Question

A train starting from rest attains a velocity of $72\mathrm{km}{\mathrm{h}}^{-1}$ in $5$ minutes. Assuming that the acceleration is uniform. Find the distance traveled by train for attaining this velocity.

Answer 1

Step 1: Given information

1. A train starts moving from rest.
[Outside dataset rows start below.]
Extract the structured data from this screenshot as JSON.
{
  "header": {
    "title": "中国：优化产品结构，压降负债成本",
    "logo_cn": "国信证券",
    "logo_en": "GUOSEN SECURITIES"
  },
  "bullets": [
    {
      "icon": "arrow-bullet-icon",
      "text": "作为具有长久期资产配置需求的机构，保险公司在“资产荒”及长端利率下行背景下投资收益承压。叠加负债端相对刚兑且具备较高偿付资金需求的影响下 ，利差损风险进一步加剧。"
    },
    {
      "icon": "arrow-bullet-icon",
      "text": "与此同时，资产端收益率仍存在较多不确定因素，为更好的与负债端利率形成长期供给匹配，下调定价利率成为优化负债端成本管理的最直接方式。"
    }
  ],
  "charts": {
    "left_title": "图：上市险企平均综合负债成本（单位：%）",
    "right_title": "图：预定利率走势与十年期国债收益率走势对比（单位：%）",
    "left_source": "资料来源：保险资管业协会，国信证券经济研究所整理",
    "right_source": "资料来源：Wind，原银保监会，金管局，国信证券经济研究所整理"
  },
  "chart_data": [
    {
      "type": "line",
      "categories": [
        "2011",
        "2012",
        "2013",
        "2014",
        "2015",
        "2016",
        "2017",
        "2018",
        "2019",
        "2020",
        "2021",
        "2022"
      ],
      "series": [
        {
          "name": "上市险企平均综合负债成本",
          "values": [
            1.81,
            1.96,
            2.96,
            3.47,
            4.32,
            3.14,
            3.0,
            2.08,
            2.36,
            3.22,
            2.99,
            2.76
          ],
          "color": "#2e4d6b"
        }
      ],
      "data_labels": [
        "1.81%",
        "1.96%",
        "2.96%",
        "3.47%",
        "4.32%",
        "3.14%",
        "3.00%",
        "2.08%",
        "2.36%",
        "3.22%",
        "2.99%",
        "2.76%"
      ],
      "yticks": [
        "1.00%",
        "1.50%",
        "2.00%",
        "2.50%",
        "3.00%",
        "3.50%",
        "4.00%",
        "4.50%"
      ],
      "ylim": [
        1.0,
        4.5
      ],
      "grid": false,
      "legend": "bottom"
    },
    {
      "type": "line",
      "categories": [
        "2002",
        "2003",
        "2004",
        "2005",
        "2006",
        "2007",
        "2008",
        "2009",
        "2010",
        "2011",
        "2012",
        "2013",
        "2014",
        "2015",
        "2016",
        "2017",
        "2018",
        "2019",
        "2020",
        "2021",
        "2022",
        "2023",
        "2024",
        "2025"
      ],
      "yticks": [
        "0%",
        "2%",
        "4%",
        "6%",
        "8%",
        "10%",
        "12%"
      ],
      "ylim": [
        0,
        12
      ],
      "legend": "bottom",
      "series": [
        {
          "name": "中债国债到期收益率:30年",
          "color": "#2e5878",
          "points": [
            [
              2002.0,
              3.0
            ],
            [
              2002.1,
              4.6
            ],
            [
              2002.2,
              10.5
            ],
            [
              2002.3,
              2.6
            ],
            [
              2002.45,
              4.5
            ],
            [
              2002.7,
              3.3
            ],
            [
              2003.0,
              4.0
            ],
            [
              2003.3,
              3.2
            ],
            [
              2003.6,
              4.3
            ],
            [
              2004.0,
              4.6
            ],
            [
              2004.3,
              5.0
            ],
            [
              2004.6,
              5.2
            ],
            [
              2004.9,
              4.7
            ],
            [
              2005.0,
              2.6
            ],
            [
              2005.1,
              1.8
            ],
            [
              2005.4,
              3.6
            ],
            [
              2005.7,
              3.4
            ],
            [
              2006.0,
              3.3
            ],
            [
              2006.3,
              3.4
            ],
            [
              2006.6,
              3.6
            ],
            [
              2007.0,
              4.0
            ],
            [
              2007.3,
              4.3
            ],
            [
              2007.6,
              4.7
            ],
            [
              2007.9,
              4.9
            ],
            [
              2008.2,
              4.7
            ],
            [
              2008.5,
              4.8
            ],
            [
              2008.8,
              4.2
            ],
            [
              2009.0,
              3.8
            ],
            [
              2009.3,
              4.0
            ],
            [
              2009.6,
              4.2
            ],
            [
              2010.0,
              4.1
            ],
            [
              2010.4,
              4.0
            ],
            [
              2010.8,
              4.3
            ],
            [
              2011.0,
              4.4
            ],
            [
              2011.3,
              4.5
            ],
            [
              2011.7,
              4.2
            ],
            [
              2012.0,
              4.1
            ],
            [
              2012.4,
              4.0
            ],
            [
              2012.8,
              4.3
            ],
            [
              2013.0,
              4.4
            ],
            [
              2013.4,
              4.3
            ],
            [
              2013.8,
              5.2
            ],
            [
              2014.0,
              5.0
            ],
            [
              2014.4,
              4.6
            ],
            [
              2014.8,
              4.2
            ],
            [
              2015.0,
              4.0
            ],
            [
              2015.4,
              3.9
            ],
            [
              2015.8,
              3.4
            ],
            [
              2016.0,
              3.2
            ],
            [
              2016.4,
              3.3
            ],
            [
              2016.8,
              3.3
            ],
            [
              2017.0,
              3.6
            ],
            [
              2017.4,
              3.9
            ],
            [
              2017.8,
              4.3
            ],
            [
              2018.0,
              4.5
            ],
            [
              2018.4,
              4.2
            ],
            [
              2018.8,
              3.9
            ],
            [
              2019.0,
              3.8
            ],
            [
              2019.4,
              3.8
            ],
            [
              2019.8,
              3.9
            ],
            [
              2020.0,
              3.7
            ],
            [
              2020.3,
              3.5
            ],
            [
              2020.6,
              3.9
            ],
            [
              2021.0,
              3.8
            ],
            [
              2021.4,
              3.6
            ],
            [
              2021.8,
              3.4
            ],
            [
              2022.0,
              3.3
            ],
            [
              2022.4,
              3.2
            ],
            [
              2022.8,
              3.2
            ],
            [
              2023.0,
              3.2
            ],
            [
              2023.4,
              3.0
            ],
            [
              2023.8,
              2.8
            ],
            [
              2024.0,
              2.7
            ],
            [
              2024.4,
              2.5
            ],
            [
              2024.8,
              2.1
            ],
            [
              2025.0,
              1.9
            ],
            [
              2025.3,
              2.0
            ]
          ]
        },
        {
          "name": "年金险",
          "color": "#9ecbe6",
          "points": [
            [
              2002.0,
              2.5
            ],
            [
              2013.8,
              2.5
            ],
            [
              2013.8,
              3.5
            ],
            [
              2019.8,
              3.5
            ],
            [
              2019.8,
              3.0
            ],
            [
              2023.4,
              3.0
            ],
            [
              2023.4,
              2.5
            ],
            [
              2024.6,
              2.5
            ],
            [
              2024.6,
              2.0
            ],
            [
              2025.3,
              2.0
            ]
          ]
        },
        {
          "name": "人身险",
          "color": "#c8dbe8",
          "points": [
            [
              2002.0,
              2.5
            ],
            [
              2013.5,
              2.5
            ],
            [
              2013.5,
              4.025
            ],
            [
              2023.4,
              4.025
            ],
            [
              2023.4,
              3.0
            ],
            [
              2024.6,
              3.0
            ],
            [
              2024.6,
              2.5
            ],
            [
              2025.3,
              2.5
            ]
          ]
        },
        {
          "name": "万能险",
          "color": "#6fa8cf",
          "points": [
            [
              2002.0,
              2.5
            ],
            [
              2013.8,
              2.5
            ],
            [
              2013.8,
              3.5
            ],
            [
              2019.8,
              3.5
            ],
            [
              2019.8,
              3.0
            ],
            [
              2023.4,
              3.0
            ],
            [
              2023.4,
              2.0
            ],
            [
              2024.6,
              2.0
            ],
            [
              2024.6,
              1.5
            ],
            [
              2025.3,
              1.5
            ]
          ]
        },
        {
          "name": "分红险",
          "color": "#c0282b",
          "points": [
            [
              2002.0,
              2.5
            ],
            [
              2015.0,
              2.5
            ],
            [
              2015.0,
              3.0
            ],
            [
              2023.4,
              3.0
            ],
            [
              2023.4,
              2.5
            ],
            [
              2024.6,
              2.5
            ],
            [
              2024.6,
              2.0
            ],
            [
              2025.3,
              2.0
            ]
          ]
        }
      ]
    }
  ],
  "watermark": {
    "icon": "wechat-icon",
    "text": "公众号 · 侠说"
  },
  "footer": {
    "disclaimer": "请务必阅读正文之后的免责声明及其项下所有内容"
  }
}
So initial velocity$u=0$.
2. The train moves for the time of $5min$=$5\times 60=300s$.
3. The train attains a velocity of $72km{h}^{-1}$.
4. So final velocity$v=72km/h=72\times \frac{1000}{3600}m/s$ =$72\times \frac{5}{18}=20m/s$.

Step 2: Calculating distance traveled by train

Here,

$u=0$

$v=20m/s$

$t=300s$

So, acceleration $a=\frac{v-u}{t}$$\Rightarrow a=\frac{20}{300}=\frac{1}{15}m/s^2$

Now,

$v^2-u^2=2as$

$\Rightarrow {20}^2-0=2\times \frac{1}{15}\times s$

$\Rightarrow 400=2\times \frac{1}{15}\times s$

$\Rightarrow s=\frac{400\times 15}{2}=200\times 15$ m

$\Rightarrow s=3000m=3km$

Hence, the distance covered by the train is $3km$.